Wednesday, March 9, 2011

Show and Tell

I’m interested in Butler's portrayal of sight, particularly in Bloodchild and The Evening and the Morning and the Night, in connection with her description of her own “radio imagination.” In both stories, the trauma of characters seeing, particularly seeing their own futures, seems to gesture toward representation problems. Gan has long been prepared for what awaits him with stories, diagrams and drawings, but he does not really understand it until he witnesses Bram Lomas’ horrific birth experience. In The Evening and the Morning and the Night, Lynn does not fully understand DGD until she comes face to face with patients in the ward, and Alan develops a more complicated perspective on Dilg, despite having read copious literature on what to expect, once he actually looks around there. Since seeing is so crucial for to each character's understanding of the world, I’m interested in why Butler often obscures the vision of her own readers. How are we to really understand if we cannot see?

Like Ellen, I initially imagined Lynn as a man (perhaps because I was overcompensating for assuming Gan was a woman until he revealed that he wasn’t). Furthermore, even when physical descriptions were provided, they did not always help me. For example, I could never quite conceptualize what T’Gatoi looked like.

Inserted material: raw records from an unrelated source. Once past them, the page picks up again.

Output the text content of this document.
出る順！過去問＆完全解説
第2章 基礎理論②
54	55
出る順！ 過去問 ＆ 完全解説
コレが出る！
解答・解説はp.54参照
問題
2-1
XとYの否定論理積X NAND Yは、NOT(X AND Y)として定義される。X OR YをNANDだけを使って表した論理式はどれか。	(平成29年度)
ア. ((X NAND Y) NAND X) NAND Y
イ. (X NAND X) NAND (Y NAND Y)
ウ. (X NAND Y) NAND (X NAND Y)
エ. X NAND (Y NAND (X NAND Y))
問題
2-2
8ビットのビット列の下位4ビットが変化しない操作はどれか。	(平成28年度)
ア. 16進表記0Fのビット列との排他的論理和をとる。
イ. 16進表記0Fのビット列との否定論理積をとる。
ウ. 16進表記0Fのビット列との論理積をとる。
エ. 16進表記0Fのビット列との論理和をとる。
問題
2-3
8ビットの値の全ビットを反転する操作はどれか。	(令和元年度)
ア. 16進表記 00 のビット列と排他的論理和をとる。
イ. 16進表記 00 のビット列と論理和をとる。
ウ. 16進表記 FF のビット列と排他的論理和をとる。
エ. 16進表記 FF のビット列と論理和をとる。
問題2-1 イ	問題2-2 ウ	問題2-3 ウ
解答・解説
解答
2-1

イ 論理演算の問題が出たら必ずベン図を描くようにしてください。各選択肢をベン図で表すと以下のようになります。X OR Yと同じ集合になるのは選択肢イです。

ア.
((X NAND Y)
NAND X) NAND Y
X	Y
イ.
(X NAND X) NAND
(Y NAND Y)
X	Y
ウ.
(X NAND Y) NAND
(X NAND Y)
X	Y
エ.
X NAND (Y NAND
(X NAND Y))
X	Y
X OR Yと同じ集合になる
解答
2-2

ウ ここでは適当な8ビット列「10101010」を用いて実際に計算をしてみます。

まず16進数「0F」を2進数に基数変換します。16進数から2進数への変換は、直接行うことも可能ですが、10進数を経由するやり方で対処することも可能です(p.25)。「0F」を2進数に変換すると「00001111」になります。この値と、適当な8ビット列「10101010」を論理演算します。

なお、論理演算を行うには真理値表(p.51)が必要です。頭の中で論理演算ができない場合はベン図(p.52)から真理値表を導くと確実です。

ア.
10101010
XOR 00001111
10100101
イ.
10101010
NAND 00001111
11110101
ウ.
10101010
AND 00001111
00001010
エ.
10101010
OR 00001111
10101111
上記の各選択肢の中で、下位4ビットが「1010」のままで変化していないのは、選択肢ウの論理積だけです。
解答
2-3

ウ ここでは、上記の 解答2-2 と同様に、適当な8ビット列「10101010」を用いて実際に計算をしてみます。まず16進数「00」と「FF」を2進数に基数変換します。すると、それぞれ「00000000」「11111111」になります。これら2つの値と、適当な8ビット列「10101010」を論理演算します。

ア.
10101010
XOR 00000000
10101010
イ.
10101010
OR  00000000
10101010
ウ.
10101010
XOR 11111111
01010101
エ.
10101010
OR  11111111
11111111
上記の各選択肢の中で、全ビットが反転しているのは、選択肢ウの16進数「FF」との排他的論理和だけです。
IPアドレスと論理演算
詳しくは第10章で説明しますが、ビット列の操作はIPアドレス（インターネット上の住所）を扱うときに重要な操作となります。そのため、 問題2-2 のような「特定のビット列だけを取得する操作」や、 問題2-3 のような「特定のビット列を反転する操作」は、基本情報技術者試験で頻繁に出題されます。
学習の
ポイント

Butler provides a meditation, if not an answer, in her description of her own “radio imagination,” casting physical appearance almost as an afterthought in her work. She has never thought first in terms of what her characters looked like. This connection between not seeing and representing comes into play with Naomi Chi’s art. Having gouged out her own eyes, she works as a sculptor, representing what she can feel and, at least in Lynn’s assessment, representing it well – “in a way that seemed impossible for a blind sculptress” (56).

I feel, then, like there are conflicting messages on the need to see. In some ways, in the acts of representation that Butler and Naomi perform, it appears words and imagination are sufficient. Maybe the key is feeling, not necessarily in the tactile sense, although that’s where Naomi’s inspiration comes from. As I said, I couldn’t see the characters, but when they described the awful spectacles that had made them understand the truth far more vividly than words could, I could conjure up a sense of what they saw. Not necessarily an image, but a feeling, an understanding of the disgust of being exposed to the violence of bodily destruction.*

I’m left grappling with Gan and T’Gatoi’s discussion of seeing at the end of Bloodchild. T’Gatoi concludes that “humans should be protected from seeing,” but Gan argues instead for being “shown.” I don’t think Butler's exclusion of physical descriptions is meant to protect her readers. She shows us the truth in other ways, and reveals that vision in terms of feelings can be just as strong as vision in terms of sight. Even Gan couches his argument for showing in terms of the tactile, explaining that all Terrans see of birth is “pain and terror and maybe death” (29). I feel like I’m left struggling to put my understanding of vision in Butler’s world to words, but I guess that’s appropriate.

*Of course, I imagine I couldn’t feel it as strongly as the character could, since my main exposure to such drastic bodily harm still comes in the form of representation, though visual representation. I was impressed that Gan’s description of the birth scene could produce such a visceral reaction in me, but also wondered if I would have shuddered so much if I couldn’t produce some vision in my mind, a mixture of medical TV shows (the documentaries and the fictionalized) and, most recently, the disturbing imagery in Black Swan.